458 So. 2d 1191 | Fla. Dist. Ct. App. | 1984
Michael W. KINNEY, Appellant,
v.
STATE of Florida, Appellee.
District Court of Appeal of Florida, Second District.
Jerry Hill, Public Defender, Bartow, and Deborah K. Brueckheimer, Asst. Public Defender, Clearwater, for appellant.
Jim Smith, Atty. Gen., Tallahassee, and Michael J. Kotler, Asst. Atty. Gen., Tampa, for appellee.
LEHAN, Judge.
Defendant was originally convicted and sentenced to 60 years for attempted first degree murder (an enhanced sentence), 50 years for robbery with a weapon, and 10 years for grand theft (an enhanced sentence). The robbery sentence was to run consecutive to the attempted murder sentence, while the grand theft sentence was to be served concurrently with the attempted murder sentence.
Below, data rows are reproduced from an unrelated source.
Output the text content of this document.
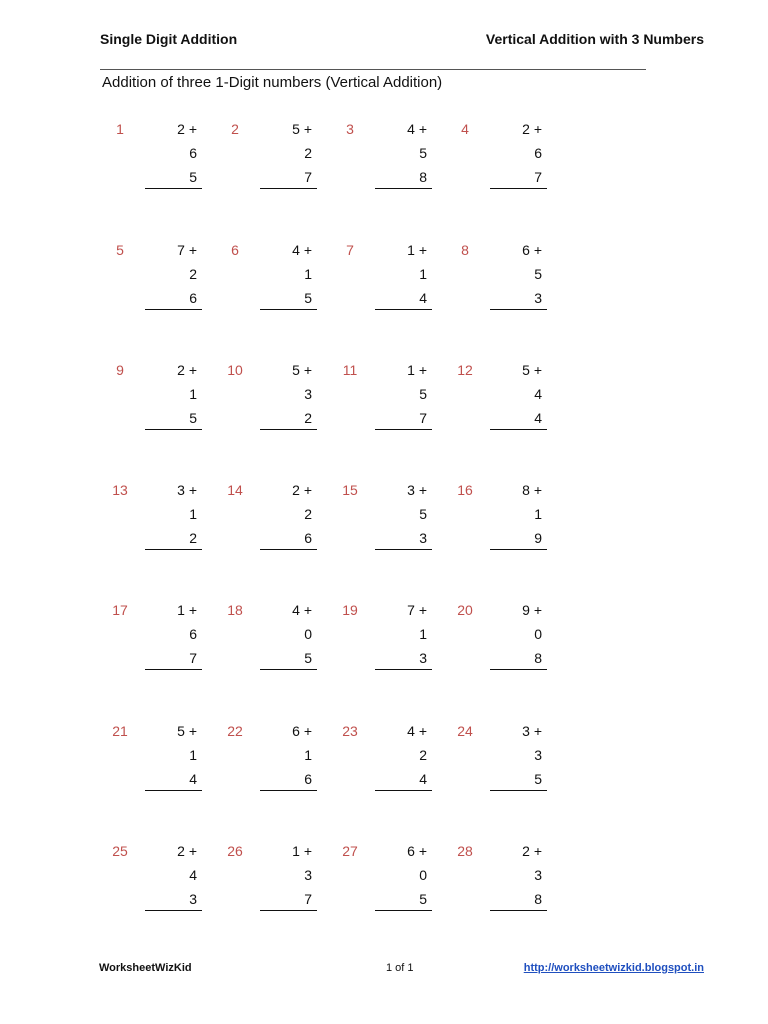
Single Digit Addition	Vertical Addition with 3 Numbers
Addition of three 1-Digit numbers (Vertical Addition)
1	2 +
6
5
2	5 +
2
7
3	4 +
5
8
4	2 +
6
7
5	7 +
2
6
6	4 +
1
5
7	1 +
1
4
8	6 +
5
3
9	2 +
1
5
10	5 +
3
2
11	1 +
5
7
12	5 +
4
4
13	3 +
1
2
14	2 +
2
6
15	3 +
5
3
16	8 +
1
9
17	1 +
6
7
18	4 +
0
5
19	7 +
1
3
20	9 +
0
8
21	5 +
1
4
22	6 +
1
6
23	4 +
2
4
24	3 +
3
5
25	2 +
4
3
26	1 +
3
7
27	6 +
0
5
28	2 +
3
8
WorksheetWizKid	1 of 1	http://worksheetwizkid.blogspot.in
On defendant's first appeal this court vacated the two enhanced sentences on the attempted murder and grand theft convictions because neither the judgment nor the sentence indicated that defendant was found to be an habitual felony offender *1192 (the purported basis for the enhanced sentences) and the procedural requisites of section 775.084, Florida Statutes (1981), were not followed. Accordingly, this court, 441 So. 2d 1163, remanded for resentencing.
On remand, the trial court resentenced defendant as it did earlier, except that the 10-year grand theft sentence was to run consecutive to the 50-year robbery sentence instead of concurrently with the attempted murder sentence. The trial court also sentenced defendant as an habitual felony offender on all three charges. Defendant contends in this second appeal that the trial court erred in habitualizing him on all three charges and in sentencing him to consecutive time on the grand theft conviction. We must agree with those contentions and therefore again remand for resentencing.
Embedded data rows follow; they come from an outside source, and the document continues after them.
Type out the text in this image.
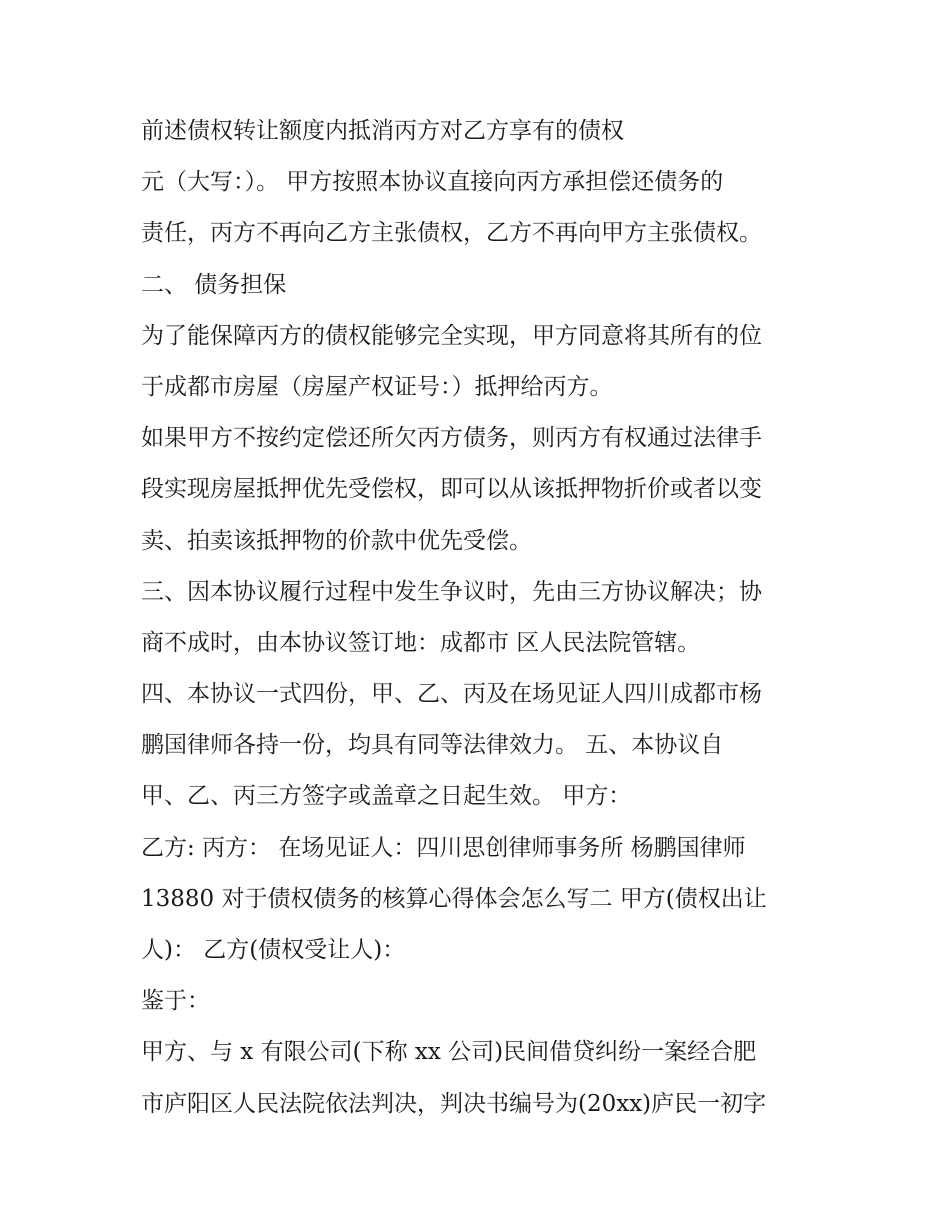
前述债权转让额度内抵消丙方对乙方享有的债权
元（大写：）。 甲方按照本协议直接向丙方承担偿还债务的
责任，丙方不再向乙方主张债权，乙方不再向甲方主张债权。
二、 债务担保
为了能保障丙方的债权能够完全实现，甲方同意将其所有的位
于成都市房屋（房屋产权证号：）抵押给丙方。
如果甲方不按约定偿还所欠丙方债务，则丙方有权通过法律手
段实现房屋抵押优先受偿权，即可以从该抵押物折价或者以变
卖、拍卖该抵押物的价款中优先受偿。
三、因本协议履行过程中发生争议时，先由三方协议解决；协
商不成时，由本协议签订地：成都市 区人民法院管辖。
四、本协议一式四份，甲、乙、丙及在场见证人四川成都市杨
鹏国律师各持一份，均具有同等法律效力。 五、本协议自
甲、乙、丙三方签字或盖章之日起生效。 甲方：
乙方: 丙方： 在场见证人：四川思创律师事务所 杨鹏国律师
13880 对于债权债务的核算心得体会怎么写二 甲方(债权出让
人)： 乙方(债权受让人)：
鉴于：
甲方、与 x 有限公司(下称 xx 公司)民间借贷纠纷一案经合肥
市庐阳区人民法院依法判决，判决书编号为(20xx)庐民一初字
On the prior remand the trial court had only the attempted murder and grand theft convictions before him for sentencing because this court vacated only those two sentences. We did not vacate the robbery sentence. Thus, the trial court did not have jurisdiction to sentence defendant as an habitual felony offender on the robbery conviction. See State v. Sutton, 371 So. 2d 717 (Fla. 2d DCA 1979). Therefore, we vacate the portion of defendant's robbery sentence which finds him to be an habitual felony offender. The habitualization on the attempted murder and grand theft charges was proper because the procedural requisites of section 775.084 were followed.
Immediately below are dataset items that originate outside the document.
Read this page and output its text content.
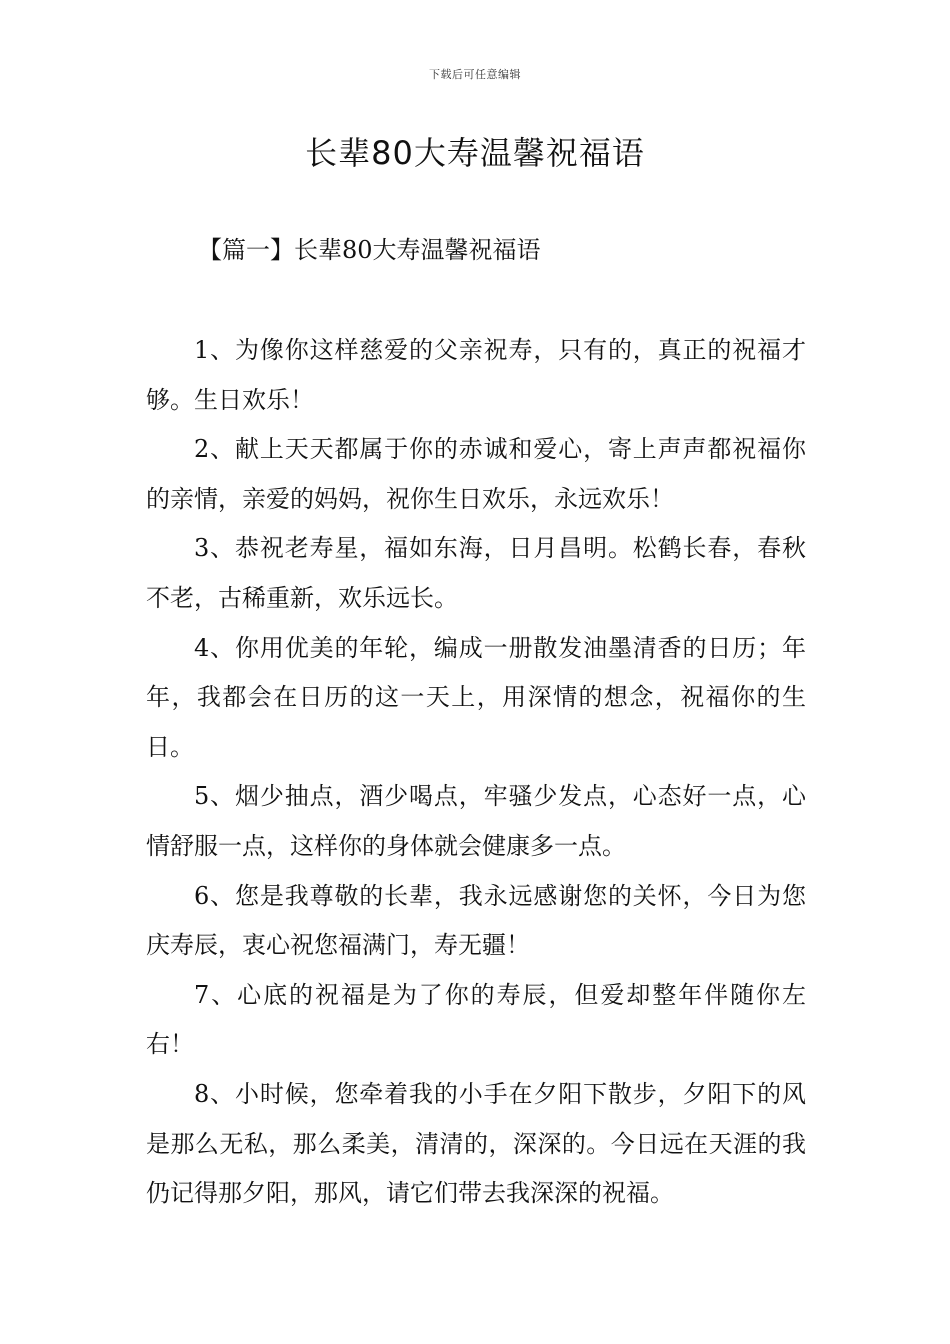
下载后可任意编辑
长辈80大寿温馨祝福语
【篇一】长辈80大寿温馨祝福语

1、为像你这样慈爱的父亲祝寿，只有的，真正的祝福才够。生日欢乐！

2、献上天天都属于你的赤诚和爱心，寄上声声都祝福你的亲情，亲爱的妈妈，祝你生日欢乐，永远欢乐！

3、恭祝老寿星，福如东海，日月昌明。松鹤长春，春秋不老，古稀重新，欢乐远长。

4、你用优美的年轮，编成一册散发油墨清香的日历；年年，我都会在日历的这一天上，用深情的想念，祝福你的生日。

5、烟少抽点，酒少喝点，牢骚少发点，心态好一点，心情舒服一点，这样你的身体就会健康多一点。

6、您是我尊敬的长辈，我永远感谢您的关怀，今日为您庆寿辰，衷心祝您福满门，寿无疆！

7、心底的祝福是为了你的寿辰，但爱却整年伴随你左右！

8、小时候，您牵着我的小手在夕阳下散步，夕阳下的风是那么无私，那么柔美，清清的，深深的。今日远在天涯的我仍记得那夕阳，那风，请它们带去我深深的祝福。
The trial court also erred in sentencing defendant consecutively on the grand theft charge. When a defendant is convicted of several offenses and given concurrent sentences which are then vacated on appeal and remanded for resentencing, the trial court is without authority on remand to make the sentences consecutive without articulation of valid reasons for the change. See Holloway v. State, 360 So. 2d 140 (Fla. 2d DCA 1978); Lyttle v. State, 352 So. 2d 942 (Fla. 2d DCA), cert. denied, 357 So. 2d 186 (Fla. 1977). We note that because the grand theft sentence should be served concurrently with the attempted murder sentence, defendant should have been credited on both sentences for time served. See Martin v. State, 452 So. 2d 938 (Fla. 2d DCA 1984); Bevins v. State, 412 So. 2d 456 (Fla. 2d DCA 1982). See also Jenkins v. Wainwright, 285 So. 2d 5 (Fla. 1973). Contra Green v. State, 450 So. 2d 1275 (Fla. 5th DCA 1984). In Green the Fifth District Court of Appeal took issue with Martin and distinguished Jenkins. However, we believe Martin is consistent with the following rationale of Jenkins:
We agree with the Petitioner's contention. To conclude the sentencing judge only intended to grant Petitioner credit time on the first concurrent sentence and not on the other would necessarily result in Petitioner serving the longer sentence on Count II and in not having the benefit of the credit time granted him by the trial court. To adopt the interpretation of the Respondent would be tantamount to granting the Petitioner credit time and then taking it away, in short a meaningless act, resulting in no credit time whatsoever. We are not persuaded by such an absence of logic.
285 So. 2d 6.
Therefore, we vacate defendant's sentence for grand theft and remand for a corrected sentence so that this sentence will be served concurrently with the attempted murder sentence and defendant will be credited with time served.
Finally, in response to defendant's argument that the court improperly calculated retained-jurisdiction time, we find that the wording of the sentence states that the court retained jurisdiction over one-third of defendant's sentence for attempted murder and robbery, i.e., over one-third of 110 years (60 plus 50). Thus, the retention was proper.
In all other respects we affirm defendant's convictions and sentences.
Accordingly, we affirm in part and vacate and remand in part.
BOARDMAN, A.C.J., and SCHOONOVER, J., concur.